Tuesday, August 28th, 2007

This weekend, a rather long one due to the observance of the National Heroes’ day, got me started into doing some little hacks for WeeChat, an IRC client that I have been using in place of Colloquy on the Macbook which I use at work. I have been using WeeChat originally because I’ve been using TOR to connect to the ‘Net, but later on I found out about WeeChat’s extensibility via script plugins that can be written in either Ruby, Lua, or Perl.

And, being the Perl monger that I am, and having lots of idle time (hey, this was a weekend ;) I looked for some way to better integrate my WeeChat to my Mac setup. The first thing I came up with was a way to get the app to send event notifications via the Growl framework (which I got from Adium,) since the WeeChat I have here is a console-only app (there is an ongoing GTK/wxWidgets UI port, but not available yet in MacPorts, where I got WeeChat.) A quick look at the Growl developer documentation, however, got me looking into Mac::Growl, which provides a very simple Perl interface to Growl. And thus, I came up with growl-notify, which now keeps me up to date on what’s going on in IRC while I’m doing something else.

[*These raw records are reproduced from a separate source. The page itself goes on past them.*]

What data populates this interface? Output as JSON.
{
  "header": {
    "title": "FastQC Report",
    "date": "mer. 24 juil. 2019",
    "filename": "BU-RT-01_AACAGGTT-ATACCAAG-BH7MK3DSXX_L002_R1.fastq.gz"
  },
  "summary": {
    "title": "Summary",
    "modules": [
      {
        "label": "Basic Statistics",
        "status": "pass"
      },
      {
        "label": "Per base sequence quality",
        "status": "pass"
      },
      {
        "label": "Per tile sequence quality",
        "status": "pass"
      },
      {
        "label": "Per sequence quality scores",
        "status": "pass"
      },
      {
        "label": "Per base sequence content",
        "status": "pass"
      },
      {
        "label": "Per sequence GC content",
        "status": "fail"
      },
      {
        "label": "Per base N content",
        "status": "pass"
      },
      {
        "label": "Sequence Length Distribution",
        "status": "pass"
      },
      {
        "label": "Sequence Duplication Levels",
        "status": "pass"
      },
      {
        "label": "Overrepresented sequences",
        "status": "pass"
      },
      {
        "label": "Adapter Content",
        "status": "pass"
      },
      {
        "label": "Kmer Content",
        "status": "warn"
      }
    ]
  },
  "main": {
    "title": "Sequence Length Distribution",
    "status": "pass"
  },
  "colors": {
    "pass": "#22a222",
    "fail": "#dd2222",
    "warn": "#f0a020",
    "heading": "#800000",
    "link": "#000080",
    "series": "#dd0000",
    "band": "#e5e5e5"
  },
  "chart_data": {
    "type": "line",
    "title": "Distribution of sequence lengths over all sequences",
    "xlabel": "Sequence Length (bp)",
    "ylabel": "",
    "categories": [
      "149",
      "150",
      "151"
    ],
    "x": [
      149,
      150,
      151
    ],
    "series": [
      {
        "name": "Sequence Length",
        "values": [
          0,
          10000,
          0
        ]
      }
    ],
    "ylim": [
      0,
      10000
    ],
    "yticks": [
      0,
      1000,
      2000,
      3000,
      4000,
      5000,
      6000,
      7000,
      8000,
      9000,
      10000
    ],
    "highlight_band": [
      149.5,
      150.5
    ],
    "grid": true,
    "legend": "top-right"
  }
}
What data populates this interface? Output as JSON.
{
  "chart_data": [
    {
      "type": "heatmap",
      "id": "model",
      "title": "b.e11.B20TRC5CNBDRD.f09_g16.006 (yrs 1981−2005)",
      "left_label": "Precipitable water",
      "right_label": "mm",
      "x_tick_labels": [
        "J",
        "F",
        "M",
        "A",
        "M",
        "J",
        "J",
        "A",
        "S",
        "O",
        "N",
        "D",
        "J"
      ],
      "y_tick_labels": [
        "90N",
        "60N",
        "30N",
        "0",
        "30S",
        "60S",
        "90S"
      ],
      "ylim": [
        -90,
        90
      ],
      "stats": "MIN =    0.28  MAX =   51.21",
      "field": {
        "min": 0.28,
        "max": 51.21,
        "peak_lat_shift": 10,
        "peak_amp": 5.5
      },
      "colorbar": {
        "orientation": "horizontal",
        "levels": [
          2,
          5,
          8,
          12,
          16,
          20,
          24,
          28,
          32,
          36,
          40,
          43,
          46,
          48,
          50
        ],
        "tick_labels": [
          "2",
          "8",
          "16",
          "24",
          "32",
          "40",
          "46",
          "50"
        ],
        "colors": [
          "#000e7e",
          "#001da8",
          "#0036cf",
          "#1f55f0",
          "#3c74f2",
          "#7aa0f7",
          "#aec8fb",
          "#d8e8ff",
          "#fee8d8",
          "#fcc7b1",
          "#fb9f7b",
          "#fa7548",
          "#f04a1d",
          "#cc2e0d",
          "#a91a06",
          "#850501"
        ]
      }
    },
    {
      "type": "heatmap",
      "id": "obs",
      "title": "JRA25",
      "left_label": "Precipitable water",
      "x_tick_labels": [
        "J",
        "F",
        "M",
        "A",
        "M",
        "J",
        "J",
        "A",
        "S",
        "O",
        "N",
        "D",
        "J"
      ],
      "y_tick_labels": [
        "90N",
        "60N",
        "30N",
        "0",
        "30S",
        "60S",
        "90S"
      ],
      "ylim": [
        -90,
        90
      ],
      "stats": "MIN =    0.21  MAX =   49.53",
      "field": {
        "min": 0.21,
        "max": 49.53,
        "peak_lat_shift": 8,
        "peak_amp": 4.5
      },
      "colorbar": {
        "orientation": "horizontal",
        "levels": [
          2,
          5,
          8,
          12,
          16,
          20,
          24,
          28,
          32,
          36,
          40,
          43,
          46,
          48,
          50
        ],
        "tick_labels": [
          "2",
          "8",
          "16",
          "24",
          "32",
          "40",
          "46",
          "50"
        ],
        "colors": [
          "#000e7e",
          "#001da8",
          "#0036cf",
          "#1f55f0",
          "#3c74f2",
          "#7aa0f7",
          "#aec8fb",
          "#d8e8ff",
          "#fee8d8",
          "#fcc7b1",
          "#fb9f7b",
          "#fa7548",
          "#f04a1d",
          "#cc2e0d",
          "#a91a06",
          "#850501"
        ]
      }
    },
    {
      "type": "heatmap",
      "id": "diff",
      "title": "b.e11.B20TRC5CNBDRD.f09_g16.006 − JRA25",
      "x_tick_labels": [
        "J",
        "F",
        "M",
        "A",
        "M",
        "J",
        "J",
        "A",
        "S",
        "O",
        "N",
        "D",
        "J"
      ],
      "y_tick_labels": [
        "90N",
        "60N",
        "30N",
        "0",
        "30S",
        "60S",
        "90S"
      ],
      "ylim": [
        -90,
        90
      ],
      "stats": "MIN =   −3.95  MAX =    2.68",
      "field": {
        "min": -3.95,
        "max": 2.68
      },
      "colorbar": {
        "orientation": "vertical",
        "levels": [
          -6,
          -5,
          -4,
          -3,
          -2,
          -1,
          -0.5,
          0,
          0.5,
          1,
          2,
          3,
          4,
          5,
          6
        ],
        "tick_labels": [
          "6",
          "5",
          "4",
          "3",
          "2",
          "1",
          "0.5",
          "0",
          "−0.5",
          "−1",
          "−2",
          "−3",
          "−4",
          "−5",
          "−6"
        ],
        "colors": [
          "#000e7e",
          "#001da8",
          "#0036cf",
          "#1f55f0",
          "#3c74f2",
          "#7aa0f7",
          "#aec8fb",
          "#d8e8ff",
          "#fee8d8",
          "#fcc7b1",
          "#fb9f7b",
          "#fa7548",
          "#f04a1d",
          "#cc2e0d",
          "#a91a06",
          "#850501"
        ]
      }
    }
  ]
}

The other thing that I got to work on with was a simple way to do Twitter status updates while on IRC. Of course, I do have the excellent Twitterific for Mac installed, but again I was raring for some quick hack to do at the weekend, so I decided to do this one too. In IRC, one can pretty much indicate his/her status by using the /me command (which is really a shortcut for doing a CTCP ACTION message, but I digress.) This particular command seemed to be a fairly natural command to tie a Twitter updater with, so it only took a while for me to look up Net::Twitter, write a modifier for the /me command, and come up with weeter.

Now, the week’s back, and I look forward to my work and its pending tasks (currently something involving PostgreSQL, GlusterFS, and lots of Amazon EC2 nodes ;) with a renewed zest for tackling problems. And when weekend comes again, its yet another time to recharge, and perhaps hack some more on better integrating the apps that I use in my workflow (and thus helping my productivity.)